Donnerstag, 23. Januar 2020
ALLE UNTER EINEM DACH
Gesundheitszentrum im Westerwald ist ein Modellprojekt für das ländliche Hessen
BREITSCHEID . Der Provinz gehen langsam die Ärzte aus. Immer mehr Hausärzte finden im Alter keinen Nachfolger für die Praxis, auch weil angehende Mediziner das finanzielle Risiko der Selbstständigkeit scheuen und Wert auf geregelte Arbeitszeiten legen. Dass es Lösungen für dieses Problem gibt, davon konnte sich Hessens Sozialminister Kai Klose am Mittwoch im mittelhessischen Breitscheid überzeugen.
Dort hat die knapp 5000-Einwohner-Gemeinde aus dem Westerwald zusammen mit einem privaten Investor, mehreren Ärzten, einem Apotheker und zwei Banken das Konzept für ein Gesundheitzentrum entwickelt, das ab September dauerhaft nicht nur die ärztliche Versorgung für Breitscheid, sondern auch für die umliegenden Dörfer gewährleisten soll.
Den Anstoß für das Projekt hatte der Hausarzt Michael Saar schon vor neun Jahren gegeben. Ein erster Anlauf zu einem Gesundheitszentrum scheiterte noch an den Verhandlungen mit einem Investor aus Leipzig. Vor gut zwei Jahren startete der heute 67-jährige Mediziner einen zweiten Anlauf, der zunächst im Gemeindeparlament auf fruchtbaren Boden stieß und zudem das Interesse des lokalen Investors Torsten Germann weckte.
„Hier sind zwei bis drei Wunder geschehen, die man aber auch provozieren muss“, berichtete Bürgermeister Roland Lay dem Minister. Dass das Projekt innerhalb von gut einem Jahr auf den Weg gebracht worden sei, habe auch daran gelegen, dass alle Beteiligten in die Planungen einbezogen worden seien.

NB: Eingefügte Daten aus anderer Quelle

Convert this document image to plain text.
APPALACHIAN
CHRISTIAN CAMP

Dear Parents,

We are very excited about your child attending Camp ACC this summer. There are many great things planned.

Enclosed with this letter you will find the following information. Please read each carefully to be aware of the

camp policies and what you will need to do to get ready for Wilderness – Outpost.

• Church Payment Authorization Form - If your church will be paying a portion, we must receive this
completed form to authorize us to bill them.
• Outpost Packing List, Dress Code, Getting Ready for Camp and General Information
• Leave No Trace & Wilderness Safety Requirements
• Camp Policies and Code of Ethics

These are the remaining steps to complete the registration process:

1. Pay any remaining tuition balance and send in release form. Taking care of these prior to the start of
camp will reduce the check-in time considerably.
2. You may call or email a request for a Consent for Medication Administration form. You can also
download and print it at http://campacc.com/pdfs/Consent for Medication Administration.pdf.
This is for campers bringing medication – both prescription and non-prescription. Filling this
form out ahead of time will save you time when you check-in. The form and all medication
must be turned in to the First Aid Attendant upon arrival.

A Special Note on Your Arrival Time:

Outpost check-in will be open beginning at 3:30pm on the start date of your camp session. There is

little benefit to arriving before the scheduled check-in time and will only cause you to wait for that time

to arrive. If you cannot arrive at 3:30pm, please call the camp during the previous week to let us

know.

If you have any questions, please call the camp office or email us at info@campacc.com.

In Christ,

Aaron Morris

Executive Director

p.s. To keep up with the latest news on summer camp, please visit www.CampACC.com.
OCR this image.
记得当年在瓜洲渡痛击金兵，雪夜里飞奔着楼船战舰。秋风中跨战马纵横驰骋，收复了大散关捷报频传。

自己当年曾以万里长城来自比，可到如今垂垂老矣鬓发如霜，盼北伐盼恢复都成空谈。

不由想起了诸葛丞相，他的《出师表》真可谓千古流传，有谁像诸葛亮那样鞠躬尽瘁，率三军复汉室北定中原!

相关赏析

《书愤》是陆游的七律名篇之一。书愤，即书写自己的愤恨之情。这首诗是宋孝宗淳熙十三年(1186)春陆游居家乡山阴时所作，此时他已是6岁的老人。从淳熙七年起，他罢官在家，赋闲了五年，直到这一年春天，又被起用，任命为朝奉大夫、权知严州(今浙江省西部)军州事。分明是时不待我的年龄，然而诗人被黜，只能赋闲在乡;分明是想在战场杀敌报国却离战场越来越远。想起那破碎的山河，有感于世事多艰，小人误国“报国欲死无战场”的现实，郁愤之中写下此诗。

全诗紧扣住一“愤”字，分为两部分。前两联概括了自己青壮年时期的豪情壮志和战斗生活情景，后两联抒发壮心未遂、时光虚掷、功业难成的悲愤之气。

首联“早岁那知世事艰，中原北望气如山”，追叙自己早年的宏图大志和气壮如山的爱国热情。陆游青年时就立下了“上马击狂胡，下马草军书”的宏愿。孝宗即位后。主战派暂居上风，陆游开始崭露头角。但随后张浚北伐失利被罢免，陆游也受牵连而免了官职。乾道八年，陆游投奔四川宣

„Entwicklung von innen heraus“ nennt Germann diesen Prozess, bei dem in vielen Einzelgesprächen mit den künftigen Mietern der individuelle Bedarf abgefragt und in das Baukonzept eingearbeitet worden sei.

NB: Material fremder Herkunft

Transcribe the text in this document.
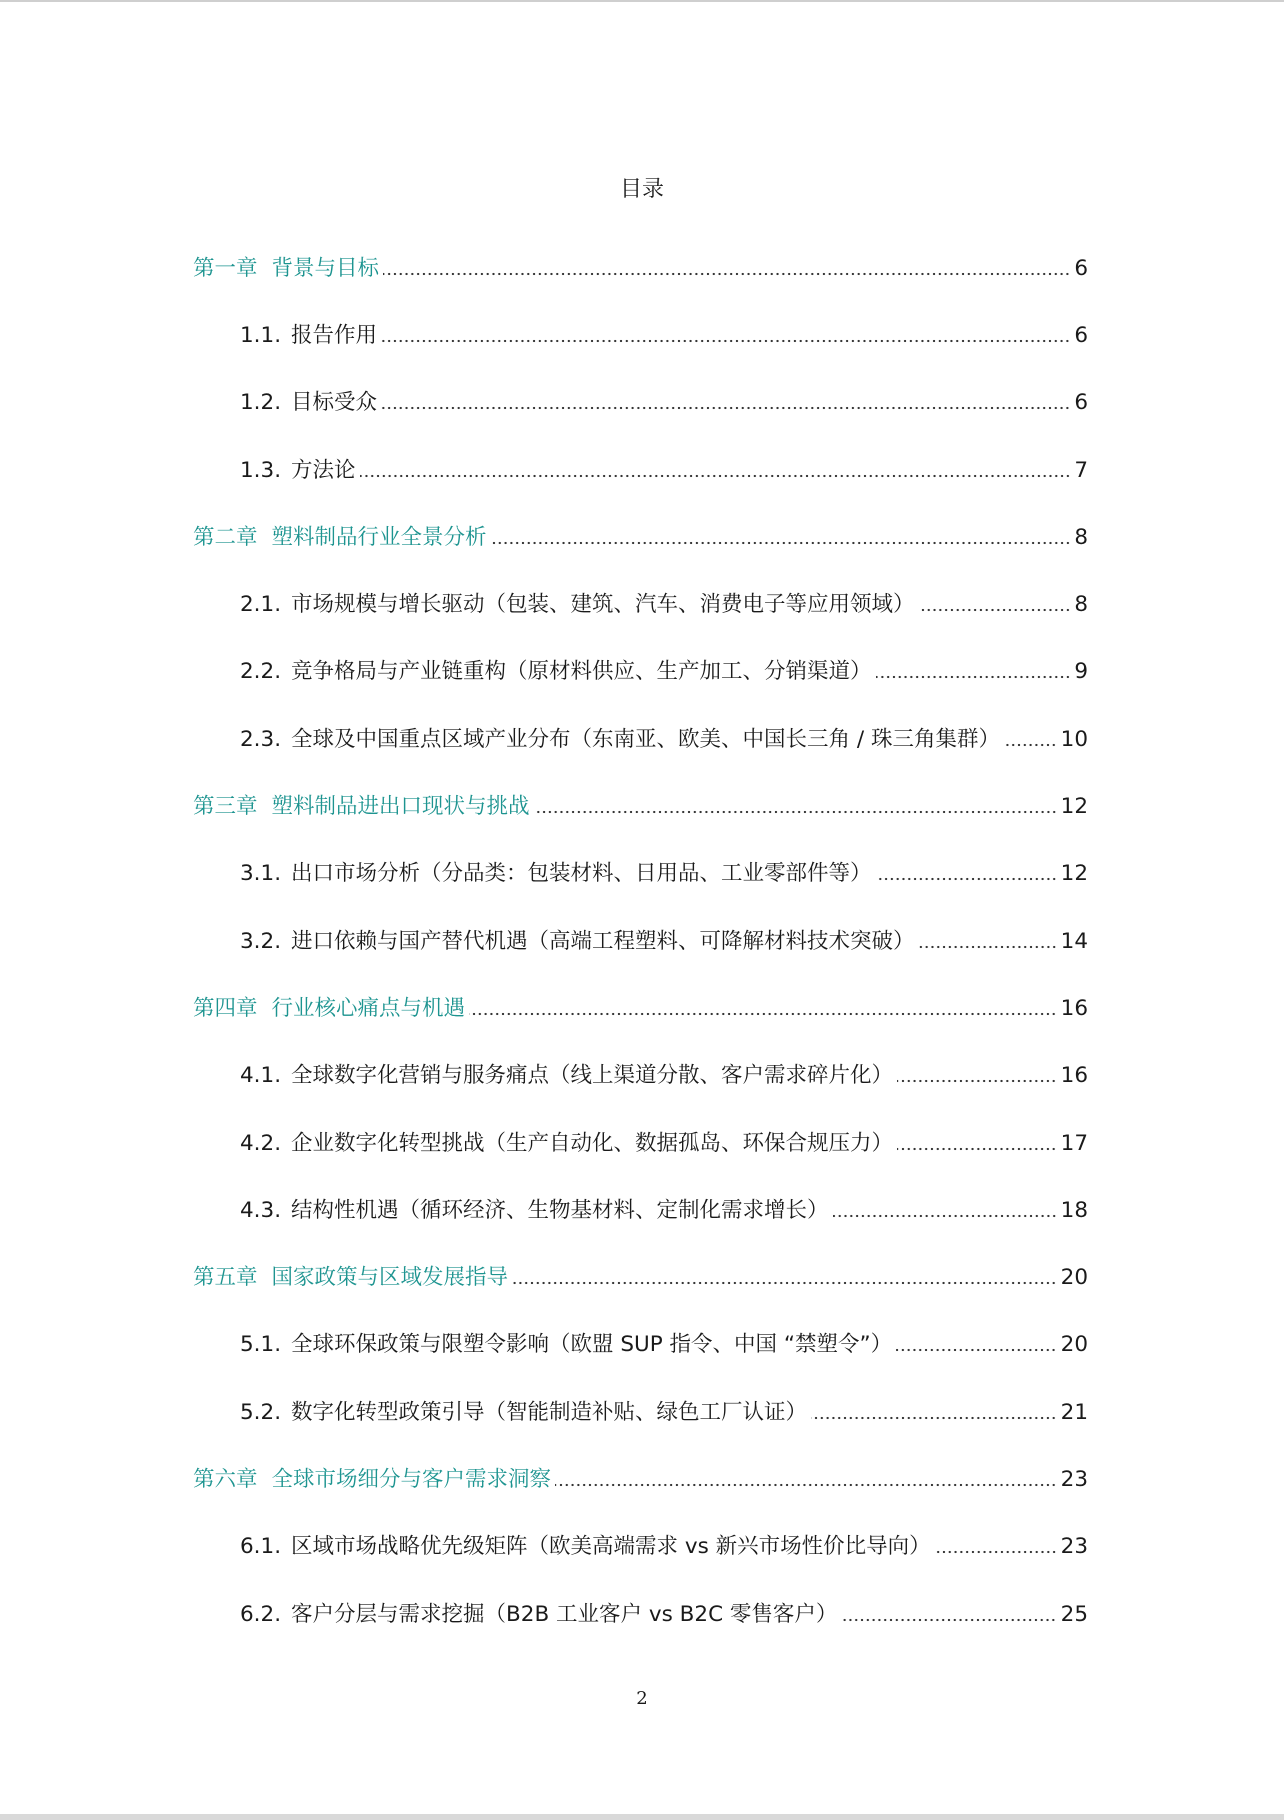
目录
第一章 背景与目标	6
1.1. 报告作用	6
1.2. 目标受众	6
1.3. 方法论	7
第二章 塑料制品行业全景分析	8
2.1. 市场规模与增长驱动（包装、建筑、汽车、消费电子等应用领域）	8
2.2. 竞争格局与产业链重构（原材料供应、生产加工、分销渠道）	9
2.3. 全球及中国重点区域产业分布（东南亚、欧美、中国长三角 / 珠三角集群）	10
第三章 塑料制品进出口现状与挑战	12
3.1. 出口市场分析（分品类：包装材料、日用品、工业零部件等）	12
3.2. 进口依赖与国产替代机遇（高端工程塑料、可降解材料技术突破）	14
第四章 行业核心痛点与机遇	16
4.1. 全球数字化营销与服务痛点（线上渠道分散、客户需求碎片化）	16
4.2. 企业数字化转型挑战（生产自动化、数据孤岛、环保合规压力）	17
4.3. 结构性机遇（循环经济、生物基材料、定制化需求增长）	18
第五章 国家政策与区域发展指导	20
5.1. 全球环保政策与限塑令影响（欧盟 SUP 指令、中国 “禁塑令”）	20
5.2. 数字化转型政策引导（智能制造补贴、绿色工厂认证）	21
第六章 全球市场细分与客户需求洞察	23
6.1. 区域市场战略优先级矩阵（欧美高端需求 vs 新兴市场性价比导向）	23
6.2. 客户分层与需求挖掘（B2B 工业客户 vs B2C 零售客户）	25
2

Herausgekommen ist ein 72 Meter langes Gebäude, das auf drei Stockwerken praktisch alles rund um das Thema Gesundheit versammelt. Neben vier Ärzten in einer Gemeinschaftspraxis – perspektivisch soll sich deren Zahl auf fünf oder sechs erhöhen – finden sich in dem Komplex auch eine Apotheke, eine Tagespflege und die Gemeindepflegestation sowie eine Praxis für Physiotherapie.
Im Erdgeschoss finden sich künftig zudem neben Filialen der Volksbank und der Sparkasse noch ein Optiker und Hörgeräteakustiker sowie eine Bäckerei mit Café.

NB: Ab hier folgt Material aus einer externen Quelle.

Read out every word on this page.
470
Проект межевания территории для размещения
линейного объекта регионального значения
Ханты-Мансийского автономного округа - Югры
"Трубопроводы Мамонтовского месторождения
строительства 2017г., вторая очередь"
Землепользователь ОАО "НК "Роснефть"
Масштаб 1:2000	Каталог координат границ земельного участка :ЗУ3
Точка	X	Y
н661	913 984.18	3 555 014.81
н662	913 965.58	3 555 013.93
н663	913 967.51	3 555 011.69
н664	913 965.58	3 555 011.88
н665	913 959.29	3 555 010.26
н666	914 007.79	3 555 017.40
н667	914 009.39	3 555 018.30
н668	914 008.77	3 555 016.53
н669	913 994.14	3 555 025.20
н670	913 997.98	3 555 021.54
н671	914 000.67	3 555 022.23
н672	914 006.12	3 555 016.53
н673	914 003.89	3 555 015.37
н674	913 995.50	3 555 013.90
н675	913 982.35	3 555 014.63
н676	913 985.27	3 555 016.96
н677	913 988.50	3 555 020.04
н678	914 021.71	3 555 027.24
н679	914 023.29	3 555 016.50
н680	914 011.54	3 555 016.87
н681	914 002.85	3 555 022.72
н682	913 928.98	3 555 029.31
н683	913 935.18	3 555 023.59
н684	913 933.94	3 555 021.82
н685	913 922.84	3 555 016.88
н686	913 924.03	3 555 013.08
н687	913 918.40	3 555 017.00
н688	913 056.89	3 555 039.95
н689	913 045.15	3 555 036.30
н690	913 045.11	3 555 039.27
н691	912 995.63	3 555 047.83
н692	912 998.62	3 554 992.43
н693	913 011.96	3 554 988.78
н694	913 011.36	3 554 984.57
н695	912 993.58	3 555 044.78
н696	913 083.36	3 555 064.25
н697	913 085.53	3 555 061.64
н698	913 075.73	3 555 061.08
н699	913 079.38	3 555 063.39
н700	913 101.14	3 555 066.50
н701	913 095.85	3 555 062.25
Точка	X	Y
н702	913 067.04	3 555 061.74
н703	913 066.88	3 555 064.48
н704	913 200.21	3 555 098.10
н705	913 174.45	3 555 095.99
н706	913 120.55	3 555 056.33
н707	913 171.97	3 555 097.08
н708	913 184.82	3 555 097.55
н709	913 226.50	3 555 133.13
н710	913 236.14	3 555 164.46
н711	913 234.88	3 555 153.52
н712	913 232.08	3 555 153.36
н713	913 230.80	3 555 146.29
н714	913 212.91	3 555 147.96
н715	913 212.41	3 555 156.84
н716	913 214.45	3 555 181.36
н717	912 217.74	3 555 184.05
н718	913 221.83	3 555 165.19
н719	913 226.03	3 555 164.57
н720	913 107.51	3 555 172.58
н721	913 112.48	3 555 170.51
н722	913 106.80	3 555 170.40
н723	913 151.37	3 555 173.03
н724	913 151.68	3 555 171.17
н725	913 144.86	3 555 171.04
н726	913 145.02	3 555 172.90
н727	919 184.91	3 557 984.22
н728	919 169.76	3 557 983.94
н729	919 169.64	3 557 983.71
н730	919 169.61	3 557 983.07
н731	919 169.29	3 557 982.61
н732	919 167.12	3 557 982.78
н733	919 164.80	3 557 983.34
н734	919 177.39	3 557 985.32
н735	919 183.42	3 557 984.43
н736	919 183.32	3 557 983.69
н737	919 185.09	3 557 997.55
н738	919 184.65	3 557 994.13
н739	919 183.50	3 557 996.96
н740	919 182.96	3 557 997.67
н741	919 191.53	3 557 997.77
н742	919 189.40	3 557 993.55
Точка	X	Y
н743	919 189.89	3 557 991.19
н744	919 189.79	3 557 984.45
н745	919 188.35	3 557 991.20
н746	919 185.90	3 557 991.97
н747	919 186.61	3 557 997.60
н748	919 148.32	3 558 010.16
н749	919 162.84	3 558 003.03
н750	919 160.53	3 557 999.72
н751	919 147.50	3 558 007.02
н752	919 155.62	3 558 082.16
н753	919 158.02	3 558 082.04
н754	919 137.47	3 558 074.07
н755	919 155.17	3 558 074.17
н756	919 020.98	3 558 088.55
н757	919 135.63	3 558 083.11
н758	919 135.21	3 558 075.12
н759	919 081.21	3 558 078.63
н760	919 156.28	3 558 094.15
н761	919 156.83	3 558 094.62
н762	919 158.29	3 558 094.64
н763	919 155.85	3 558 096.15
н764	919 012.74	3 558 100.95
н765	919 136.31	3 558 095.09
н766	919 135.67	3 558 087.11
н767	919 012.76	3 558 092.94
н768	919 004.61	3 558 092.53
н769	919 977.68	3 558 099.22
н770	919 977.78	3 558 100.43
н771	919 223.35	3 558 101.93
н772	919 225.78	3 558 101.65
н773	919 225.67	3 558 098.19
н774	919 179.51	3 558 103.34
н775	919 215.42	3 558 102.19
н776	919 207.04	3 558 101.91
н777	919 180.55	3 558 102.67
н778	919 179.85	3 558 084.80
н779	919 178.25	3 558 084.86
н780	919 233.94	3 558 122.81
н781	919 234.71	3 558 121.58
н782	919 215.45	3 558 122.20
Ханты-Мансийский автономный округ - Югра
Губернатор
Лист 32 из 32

Wie stark das Interesse an dem neuen Gesundheitszentrum ist, zeigte sich schon, als 200 Besucher zu einer öffentlichen Sitzung des Gemeindeparlaments kamen, als das Projekt auf der Tagesordnung stand. Zum Spatenstich im vergangenen Frühjahr waren 400 Gäste gekommen, zu einem Baustellen-Café vor wenigen Wochen gar 1000 Besucher.
Und das Projekt zeigt schon jetzt Wirkung weit über die Gemeinde hinaus – schließlich ist die Westerwaldkommune mit dem Problem des Landärzte-Mangels nicht allein. Es gebe bereits Anfragen aus mehreren Gemeinden, berichtete Rathaus-Chef Lay.
So ganz nebenbei schafft das neue Zentrum auch noch Arbeitsplätze. Etwa 40 zusätzliche Stellen würden geschaffen, erklärte Investor Germann. Und Monate vor der Eröffnung mehren sich im Rathaus Anfragen von Interessenten, die sich im Umfeld des Zentrums ansiedeln möchten.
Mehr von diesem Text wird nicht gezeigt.